The sample included 176 (58.7%) men and 124 (41.3%) women with a mean age of 56.92±12.13 years. A total of 83 patients (27.7%) developed one or more in-hospital complications. Acute recurrent ischemia was the most frequent complication; 70 (23.3%). Severe chest pain (≥ 7), duration of chest pain (more than 5 minutes), history of previous MI, and history of hypertension increased the occurrence of complications by 13%, 7%, 63%, and 25%, respectively. However, the use of Morphine did not have any protective effect against the development of these complications.

Conclusion:

The severity and duration of chest pain increased the occurrence of complications.
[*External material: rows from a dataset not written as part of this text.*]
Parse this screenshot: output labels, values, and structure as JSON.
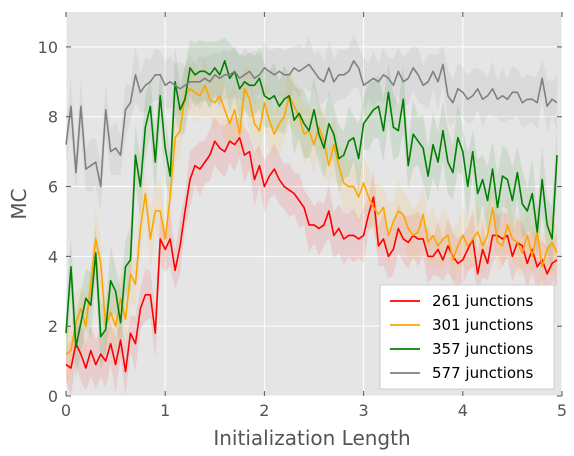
{
  "chart_data": {
    "type": "line",
    "xlabel": "Initialization Length",
    "ylabel": "MC",
    "xlim": [
      0,
      5
    ],
    "ylim": [
      0,
      11
    ],
    "xticks": [
      0,
      1,
      2,
      3,
      4,
      5
    ],
    "yticks": [
      0,
      2,
      4,
      6,
      8,
      10
    ],
    "grid": true,
    "legend_position": "bottom-right",
    "x": [
      0.0,
      0.05,
      0.1,
      0.15,
      0.2,
      0.25,
      0.3,
      0.35,
      0.4,
      0.45,
      0.5,
      0.55,
      0.6,
      0.65,
      0.7,
      0.75,
      0.8,
      0.85,
      0.9,
      0.95,
      1.0,
      1.05,
      1.1,
      1.15,
      1.2,
      1.25,
      1.3,
      1.35,
      1.4,
      1.45,
      1.5,
      1.55,
      1.6,
      1.65,
      1.7,
      1.75,
      1.8,
      1.85,
      1.9,
      1.95,
      2.0,
      2.05,
      2.1,
      2.15,
      2.2,
      2.25,
      2.3,
      2.35,
      2.4,
      2.45,
      2.5,
      2.55,
      2.6,
      2.65,
      2.7,
      2.75,
      2.8,
      2.85,
      2.9,
      2.95,
      3.0,
      3.05,
      3.1,
      3.15,
      3.2,
      3.25,
      3.3,
      3.35,
      3.4,
      3.45,
      3.5,
      3.55,
      3.6,
      3.65,
      3.7,
      3.75,
      3.8,
      3.85,
      3.9,
      3.95,
      4.0,
      4.05,
      4.1,
      4.15,
      4.2,
      4.25,
      4.3,
      4.35,
      4.4,
      4.45,
      4.5,
      4.55,
      4.6,
      4.65,
      4.7,
      4.75,
      4.8,
      4.85,
      4.9,
      4.95
    ],
    "series": [
      {
        "name": "261 junctions",
        "color": "#ff0000",
        "values": [
          0.9,
          0.8,
          1.5,
          1.2,
          0.8,
          1.3,
          0.9,
          1.2,
          1.0,
          1.5,
          0.9,
          1.6,
          0.7,
          1.8,
          1.5,
          2.5,
          2.9,
          2.9,
          1.8,
          4.5,
          4.2,
          4.5,
          3.6,
          4.3,
          5.3,
          6.2,
          6.6,
          6.5,
          6.7,
          6.9,
          7.3,
          7.1,
          7.0,
          7.3,
          7.2,
          7.4,
          6.9,
          7.0,
          6.2,
          6.6,
          6.0,
          6.3,
          6.5,
          6.2,
          6.0,
          5.9,
          5.8,
          5.6,
          5.4,
          4.9,
          4.9,
          4.8,
          4.9,
          5.3,
          4.6,
          4.8,
          4.5,
          4.6,
          4.6,
          4.5,
          4.6,
          5.2,
          5.7,
          4.3,
          4.5,
          4.0,
          4.2,
          4.8,
          4.5,
          4.4,
          4.6,
          4.5,
          4.5,
          4.0,
          4.0,
          4.2,
          3.9,
          4.3,
          4.0,
          3.8,
          3.9,
          4.2,
          4.5,
          3.5,
          4.2,
          3.8,
          4.6,
          4.6,
          4.5,
          4.6,
          4.0,
          4.4,
          4.3,
          3.8,
          4.2,
          3.7,
          3.9,
          3.5,
          3.8,
          3.9
        ]
      },
      {
        "name": "301 junctions",
        "color": "#ffa500",
        "values": [
          1.2,
          1.3,
          2.1,
          2.5,
          2.0,
          3.2,
          4.5,
          3.8,
          2.0,
          2.4,
          2.0,
          2.8,
          2.2,
          3.5,
          3.2,
          4.8,
          5.8,
          4.5,
          5.3,
          5.3,
          4.5,
          5.7,
          7.4,
          7.6,
          8.6,
          8.8,
          8.7,
          8.6,
          8.9,
          8.5,
          8.4,
          8.6,
          8.2,
          7.8,
          8.2,
          7.5,
          8.8,
          8.5,
          7.8,
          7.6,
          8.4,
          7.9,
          7.5,
          7.8,
          8.0,
          8.6,
          8.3,
          8.0,
          7.5,
          7.6,
          7.2,
          7.7,
          7.3,
          6.6,
          7.2,
          6.6,
          6.1,
          6.0,
          6.0,
          5.7,
          6.1,
          5.7,
          5.4,
          5.2,
          5.4,
          4.6,
          5.0,
          5.3,
          5.2,
          4.8,
          4.6,
          4.7,
          5.2,
          4.4,
          4.6,
          4.3,
          4.5,
          4.6,
          3.9,
          4.3,
          4.6,
          4.3,
          4.5,
          4.7,
          4.3,
          4.6,
          5.4,
          4.4,
          4.3,
          4.9,
          4.5,
          4.4,
          4.1,
          4.6,
          4.0,
          4.7,
          3.7,
          4.2,
          4.4,
          4.1
        ]
      },
      {
        "name": "357 junctions",
        "color": "#008000",
        "values": [
          1.8,
          3.7,
          1.4,
          2.1,
          2.8,
          2.6,
          4.1,
          1.7,
          1.9,
          3.3,
          3.0,
          2.1,
          3.7,
          3.9,
          6.9,
          6.0,
          7.7,
          8.3,
          6.7,
          8.6,
          7.1,
          6.3,
          9.0,
          8.2,
          8.5,
          9.4,
          9.2,
          9.3,
          9.3,
          9.2,
          9.4,
          9.2,
          9.6,
          9.1,
          9.3,
          8.8,
          9.0,
          8.9,
          8.9,
          9.1,
          8.6,
          8.5,
          8.6,
          8.3,
          8.5,
          8.6,
          7.9,
          8.1,
          7.8,
          7.6,
          8.2,
          7.5,
          7.1,
          7.8,
          7.5,
          6.8,
          6.9,
          7.3,
          7.4,
          6.8,
          7.8,
          8.0,
          8.2,
          8.3,
          7.6,
          8.7,
          7.7,
          7.6,
          8.5,
          6.6,
          7.5,
          7.3,
          7.1,
          6.3,
          7.2,
          6.7,
          7.6,
          6.7,
          6.4,
          7.4,
          7.0,
          6.0,
          7.0,
          5.8,
          6.2,
          5.6,
          6.5,
          5.4,
          6.3,
          6.2,
          5.6,
          6.4,
          5.5,
          5.3,
          5.8,
          4.7,
          6.2,
          4.9,
          4.5,
          6.9
        ]
      },
      {
        "name": "577 junctions",
        "color": "#808080",
        "values": [
          7.2,
          8.3,
          6.4,
          8.3,
          6.5,
          6.6,
          6.7,
          6.0,
          8.2,
          7.0,
          7.1,
          6.9,
          8.2,
          8.4,
          9.2,
          8.7,
          8.9,
          9.0,
          9.2,
          9.2,
          8.9,
          9.0,
          8.9,
          8.8,
          8.9,
          9.0,
          9.0,
          9.0,
          9.1,
          9.0,
          9.2,
          9.1,
          9.2,
          9.2,
          9.3,
          9.1,
          9.2,
          9.3,
          9.1,
          9.2,
          9.4,
          9.3,
          9.2,
          9.3,
          9.2,
          9.2,
          9.4,
          9.3,
          9.4,
          9.5,
          9.3,
          9.1,
          9.0,
          9.4,
          9.0,
          9.2,
          9.2,
          9.3,
          9.6,
          9.4,
          8.9,
          9.0,
          9.1,
          9.0,
          9.2,
          9.1,
          8.9,
          9.3,
          9.0,
          9.1,
          9.4,
          9.2,
          8.9,
          9.0,
          9.3,
          9.0,
          9.5,
          8.6,
          8.4,
          8.8,
          8.7,
          8.5,
          8.6,
          8.8,
          8.5,
          8.6,
          8.8,
          8.5,
          8.6,
          8.5,
          8.7,
          8.7,
          8.4,
          8.5,
          8.5,
          8.4,
          9.1,
          8.3,
          8.5,
          8.4
        ]
      }
    ]
  }
}
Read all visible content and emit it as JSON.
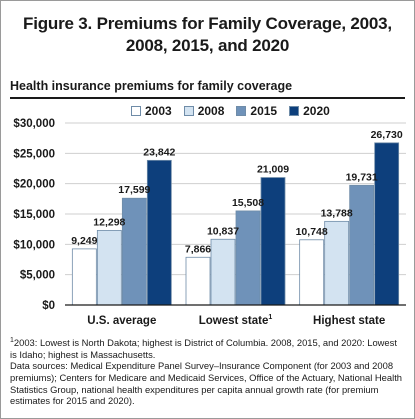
{
  "figure": {
    "title_line1": "Figure 3. Premiums for Family Coverage, 2003,",
    "title_line2": "2008, 2015, and 2020",
    "chart_heading": "Health insurance premiums for family coverage"
  },
  "colors": {
    "2003": "#ffffff",
    "2008": "#d3e3f1",
    "2015": "#6f92b9",
    "2020": "#0d3f7c",
    "bar_border": "#6f8ca8"
  },
  "chart_data": {
    "type": "bar",
    "title": "Health insurance premiums for family coverage",
    "categories": [
      "U.S. average",
      "Lowest state",
      "Highest state"
    ],
    "category_superscripts": [
      "",
      "1",
      ""
    ],
    "series": [
      {
        "name": "2003",
        "values": [
          9249,
          7866,
          10748
        ]
      },
      {
        "name": "2008",
        "values": [
          12298,
          10837,
          13788
        ]
      },
      {
        "name": "2015",
        "values": [
          17599,
          15508,
          19731
        ]
      },
      {
        "name": "2020",
        "values": [
          23842,
          21009,
          26730
        ]
      }
    ],
    "value_labels": [
      [
        "9,249",
        "7,866",
        "10,748"
      ],
      [
        "12,298",
        "10,837",
        "13,788"
      ],
      [
        "17,599",
        "15,508",
        "19,731"
      ],
      [
        "23,842",
        "21,009",
        "26,730"
      ]
    ],
    "ylim": [
      0,
      30000
    ],
    "yticks": [
      0,
      5000,
      10000,
      15000,
      20000,
      25000,
      30000
    ],
    "ytick_labels": [
      "$0",
      "$5,000",
      "$10,000",
      "$15,000",
      "$20,000",
      "$25,000",
      "$30,000"
    ],
    "grid": true,
    "legend_position": "top"
  },
  "notes": {
    "footnote_mark": "1",
    "footnote": "2003: Lowest is North Dakota; highest is District of Columbia. 2008, 2015, and 2020: Lowest is Idaho; highest is Massachusetts.",
    "sources": "Data sources: Medical Expenditure Panel Survey–Insurance Component (for 2003 and 2008 premiums); Centers for Medicare and Medicaid Services, Office of the Actuary, National Health Statistics Group, national health expenditures per capita annual growth rate (for premium estimates for 2015 and 2020)."
  }
}
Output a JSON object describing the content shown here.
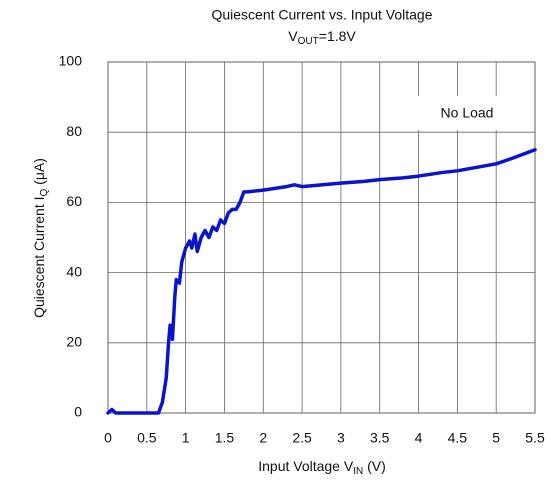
{
  "chart_data": {
    "type": "line",
    "title": "Quiescent Current vs. Input Voltage",
    "subtitle": [
      "V",
      "OUT",
      "=1.8V"
    ],
    "x_label": [
      "Input Voltage V",
      "IN",
      " (V)"
    ],
    "y_label": [
      "Quiescent Current  I",
      "Q",
      " (μA)"
    ],
    "annotation": "No Load",
    "x": [
      0,
      0.05,
      0.1,
      0.65,
      0.7,
      0.75,
      0.78,
      0.8,
      0.83,
      0.86,
      0.88,
      0.92,
      0.95,
      1.0,
      1.05,
      1.08,
      1.12,
      1.15,
      1.2,
      1.25,
      1.3,
      1.35,
      1.4,
      1.45,
      1.5,
      1.55,
      1.6,
      1.65,
      1.7,
      1.75,
      1.8,
      2.0,
      2.3,
      2.4,
      2.5,
      3.0,
      3.3,
      3.5,
      3.8,
      4.0,
      4.3,
      4.5,
      5.0,
      5.2,
      5.5
    ],
    "values": [
      0,
      1,
      0,
      0,
      3,
      10,
      20,
      25,
      21,
      33,
      38,
      37,
      43,
      47,
      49,
      47,
      51,
      46,
      50,
      52,
      50,
      53,
      52,
      55,
      54,
      57,
      58,
      58,
      60,
      63,
      63,
      63.5,
      64.5,
      65,
      64.5,
      65.5,
      66,
      66.5,
      67,
      67.5,
      68.5,
      69,
      71,
      72.5,
      75
    ],
    "color": "#0a14c8",
    "xlim": [
      0,
      5.5
    ],
    "xticks": [
      0,
      0.5,
      1,
      1.5,
      2,
      2.5,
      3,
      3.5,
      4,
      4.5,
      5,
      5.5
    ],
    "ylim": [
      0,
      100
    ],
    "yticks": [
      0,
      20,
      40,
      60,
      80,
      100
    ],
    "grid": true
  }
}
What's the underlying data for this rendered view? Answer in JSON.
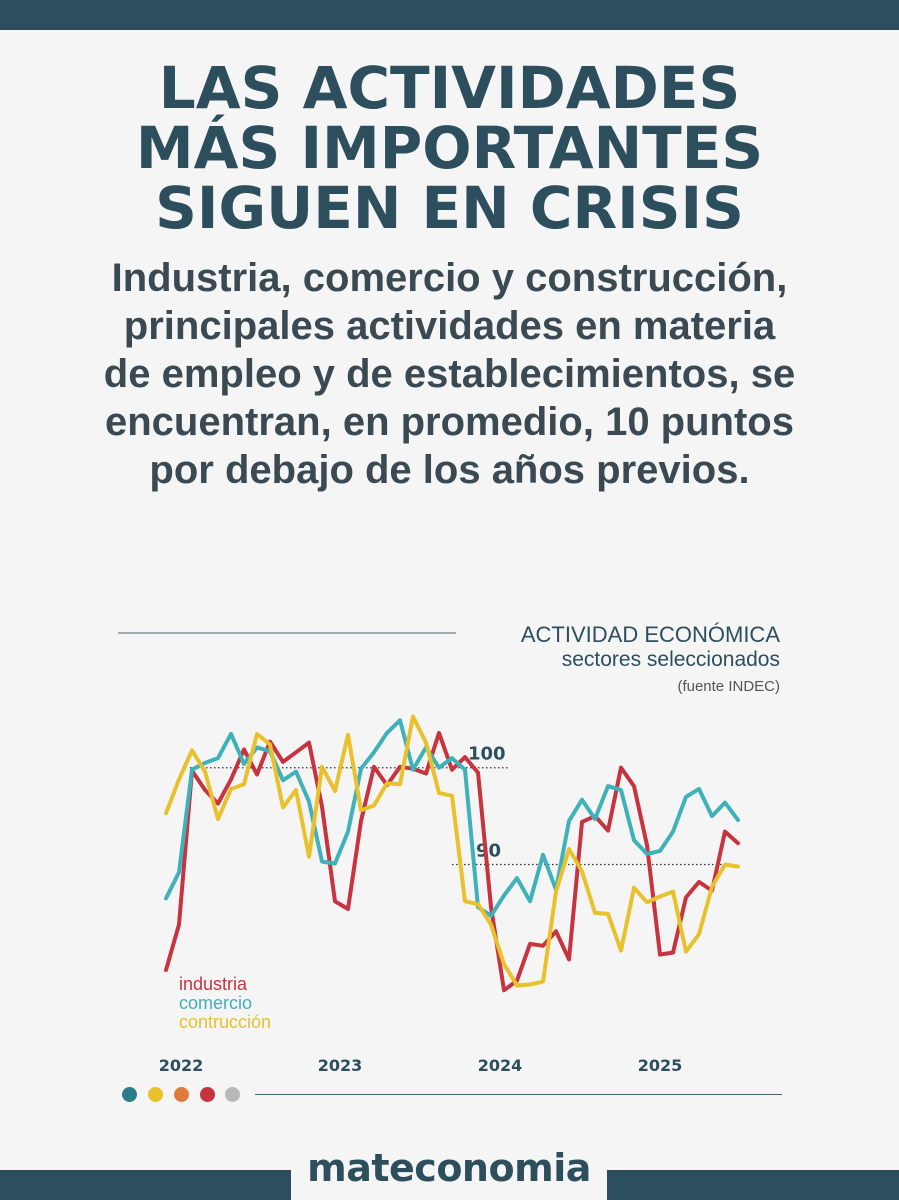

Morphine administration did not have any protective effect against the development of these complications. Thus, it is recommended to update different policies and guidelines to use other types of chest pain relief methods, e.g., treating the underlying cause of chest pain and addressing the imbalance between oxygen supply and demand.

Keywords: Chest pain, Morphine, Acute myocardial infarction, Complications, Cardiovascular diseases, Coronary heart disease.